Le temps qu’ils prennent pour le dire, l’espace qu’occupe leur silhouette, leurs mains qui s’agitent pour convaincre, nous embarquent dans la ferveur brouillonne des AG, dans la clandestinité des cachettes de montres, dans l’affrontement physique, dans l’émotion des grands meetings, dans les négociations interminables et les éclairs de génie, dans les enthousiasmes et les trahisons, les colères et les admirations, les exaltations et les déceptions amères.
Raconter LIP c’est aussi raconter une mutation industrielle fondamentale, qui préfigure les évolutions actuelles : La fin des patrons-entrepreneurs, géniaux et fous (comme Fred Lip), et l’irrésistible ascension des actionnaires obsédés de rentabilités immédiates.
En 1974, l’offensive libérale commence, qui se concrétise en France par la victoire de Giscard D’Estaing sur Chaban-Delmas et se traduit, pour LIP, par la condamnation délibérée d’une entreprise parfaitement viable sur le plan industriel, mais qui doit disparaître pour avoir contesté le primat de l’économique sur l’humain, et même sur le politique.
LIP, c’est enfin une tragédie, dans laquelle ces mutations industrielles et ces choix politiques, sur lesquels les travailleurs n’ont aucune prise, ont le visage grimaçant du Destin, qui les accable et contre lequel ils entrent en révolte, certains que la Justice, portée par une lutte collective obstinée, ne peut que triompher.
De nouveaux personnages apparaissent à l’heure du dénouement : les décideurs « assassins », un patron, Claude Neuschwander, qui s’affirme de gauche et qui prend les travailleurs à contre-pied, un « traître » parmi les mousquetaires... Les certitudes volent en éclat.
Si le conflit LIP a tant marqué les mémoires, c’est sans doute parce qu’il a cherché à prolonger le mot d’ordre étudiant de mai 68 qui proposait de "mettre l’imagination au pouvoir" et de joindre l’utopie à l’agréable.
Les acteurs de cette épopée n’étaient pas des héros.
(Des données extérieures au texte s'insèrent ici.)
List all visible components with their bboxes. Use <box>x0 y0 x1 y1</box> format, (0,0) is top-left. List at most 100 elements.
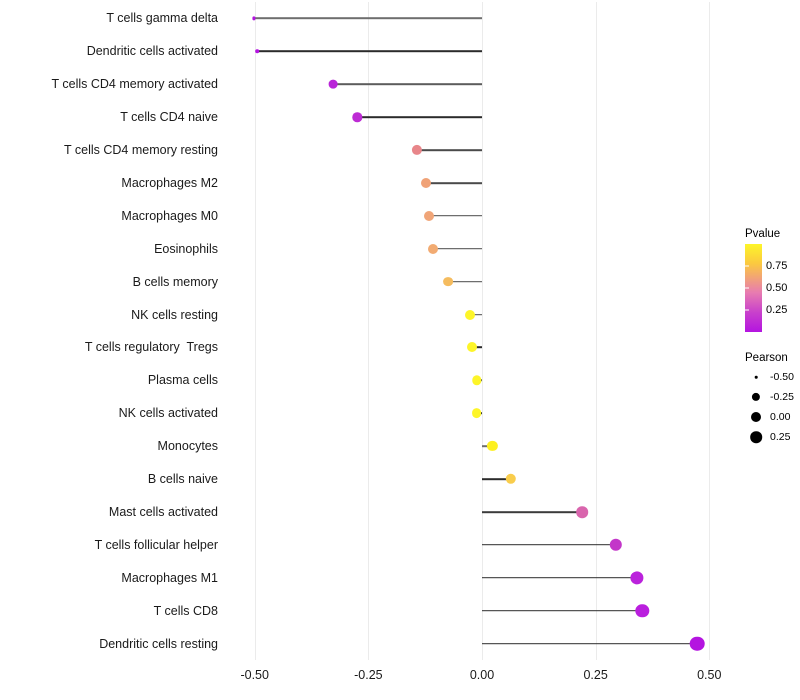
lollipop-stem <box>416 149 482 151</box>
lollipop-row[interactable] <box>232 463 732 496</box>
size-legend-item: 0.25 <box>745 428 800 446</box>
lollipop-row[interactable] <box>232 627 732 660</box>
lollipop-row[interactable] <box>232 35 732 68</box>
lollipop-stem <box>482 609 643 612</box>
x-tick-label: 0.25 <box>583 668 608 682</box>
y-tick-label: B cells naive <box>147 471 218 486</box>
lollipop-stem <box>471 346 482 349</box>
lollipop-point[interactable] <box>411 144 422 156</box>
y-axis-label-group: T cells gamma delta Dendritic cells activ… <box>0 0 228 700</box>
lollipop-row[interactable] <box>232 594 732 627</box>
lollipop-point[interactable] <box>252 16 256 21</box>
gridline-x-4 <box>709 2 711 660</box>
size-legend-marker <box>751 412 761 422</box>
y-tick-label: Plasma cells <box>147 373 218 388</box>
lollipop-row[interactable] <box>232 430 732 463</box>
pearson-legend-title: Pearson <box>745 352 788 364</box>
lollipop-row[interactable] <box>232 561 732 594</box>
size-legend-label: 0.00 <box>770 411 791 423</box>
lollipop-point[interactable] <box>421 177 432 188</box>
y-tick-label: Macrophages M0 <box>121 208 218 223</box>
lollipop-stem <box>482 445 493 447</box>
colorbar-tick-label: 0.50 <box>766 282 788 294</box>
lollipop-stem <box>482 576 637 579</box>
size-legend-marker <box>754 375 758 379</box>
lollipop-point[interactable] <box>466 342 477 353</box>
lollipop-row[interactable] <box>232 199 732 232</box>
lollipop-stem <box>429 215 482 217</box>
y-tick-label: Monocytes <box>157 438 218 453</box>
plot-panel <box>232 2 732 660</box>
x-tick-label: 0.00 <box>469 668 495 682</box>
x-tick-label: -0.50 <box>240 668 269 682</box>
legend-area: Pvalue Pearson -0.50 -0.25 0.00 0.25 0.25 0.… <box>740 0 800 700</box>
lollipop-point[interactable] <box>689 636 705 651</box>
lollipop-point[interactable] <box>609 538 623 552</box>
lollipop-point[interactable] <box>629 571 644 585</box>
y-tick-label: T cells follicular helper <box>94 537 218 552</box>
y-tick-label: Macrophages M2 <box>121 175 218 190</box>
y-tick-label: Dendritic cells activated <box>86 44 218 59</box>
lollipop-point[interactable] <box>328 79 338 89</box>
lollipop-stem <box>333 83 482 86</box>
y-tick-label: T cells CD4 naive <box>120 109 218 124</box>
pvalue-colorbar <box>745 244 762 332</box>
lollipop-point[interactable] <box>505 473 516 485</box>
y-tick-label: NK cells activated <box>118 406 218 420</box>
colorbar-tick-label: 0.75 <box>766 260 788 272</box>
lollipop-point[interactable] <box>471 375 482 386</box>
lollipop-stem <box>482 544 617 546</box>
lollipop-row[interactable] <box>232 232 732 265</box>
size-legend-marker <box>750 431 762 443</box>
lollipop-point[interactable] <box>576 506 589 518</box>
lollipop-stem <box>448 280 482 283</box>
lollipop-row[interactable] <box>232 134 732 167</box>
colorbar-tick-mark <box>745 265 749 267</box>
y-tick-label: Mast cells activated <box>108 504 218 519</box>
lollipop-row[interactable] <box>232 528 732 561</box>
lollipop-point[interactable] <box>352 112 363 122</box>
y-tick-label: T cells CD4 memory resting <box>64 142 218 157</box>
lollipop-point[interactable] <box>424 210 435 221</box>
lollipop-row[interactable] <box>232 331 732 364</box>
lollipop-row[interactable] <box>232 496 732 529</box>
size-legend-marker-wrap <box>745 368 767 386</box>
size-legend-marker-wrap <box>745 408 767 426</box>
size-legend-marker-wrap <box>745 388 767 406</box>
lollipop-row[interactable] <box>232 167 732 200</box>
lollipop-stem <box>482 642 697 645</box>
y-tick-label: Eosinophils <box>154 241 218 256</box>
y-tick-label: T cells CD4 memory activated <box>51 77 219 91</box>
lollipop-row[interactable] <box>232 68 732 101</box>
lollipop-row[interactable] <box>232 298 732 331</box>
y-tick-label: Macrophages M1 <box>121 570 218 585</box>
gridline-x-0 <box>254 2 256 660</box>
lollipop-point[interactable] <box>255 49 260 54</box>
lollipop-point[interactable] <box>471 408 482 419</box>
colorbar-tick-mark <box>745 287 749 289</box>
gridline-x-3 <box>595 2 597 660</box>
lollipop-point[interactable] <box>464 309 475 320</box>
lollipop-point[interactable] <box>635 603 650 618</box>
lollipop-stem <box>482 511 583 513</box>
lollipop-stem <box>469 313 482 316</box>
lollipop-stem <box>433 247 482 250</box>
size-legend-label: -0.50 <box>770 371 794 383</box>
x-tick-label: -0.25 <box>354 668 383 682</box>
lollipop-row[interactable] <box>232 101 732 134</box>
lollipop-row[interactable] <box>232 397 732 430</box>
lollipop-row[interactable] <box>232 364 732 397</box>
lollipop-point[interactable] <box>428 243 439 254</box>
x-axis-label-group: -0.50 -0.25 0.00 0.25 0.50 <box>232 660 732 690</box>
lollipop-row[interactable] <box>232 265 732 298</box>
y-tick-label: NK cells resting <box>131 307 218 322</box>
gridline-x-1 <box>368 2 370 660</box>
lollipop-point[interactable] <box>443 276 454 287</box>
size-legend-label: -0.25 <box>770 391 794 403</box>
lollipop-stem <box>426 182 482 184</box>
y-tick-label: T cells CD8 <box>153 603 218 618</box>
lollipop-point[interactable] <box>487 441 498 452</box>
lollipop-row[interactable] <box>232 2 732 35</box>
x-tick-label: 0.50 <box>697 668 722 682</box>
Ils ouvraient simplement des brèches dans le possible, ils montraient une voie. Ils inventaient au jour le jour une nouvelle façon de vivre ensemble, radicale, limpide. En même temps que du rêve, ils créaient de l’émotion. A leur insu, évidemment, tout occupés qu’ils étaient à se battre. C’est ce mystère-là que le film voudrait approcher.
Peut-on parler de rêverie politique ? J’aimerais que cette incongruité traverse le film. LIP c’est la poursuite d’un rêve collectif. Une histoire emportée à la fois par un souffle humain et le désir de mettre en acte des idées, après les avoir malaxées ensemble, avec l’évident plaisir d’inventer.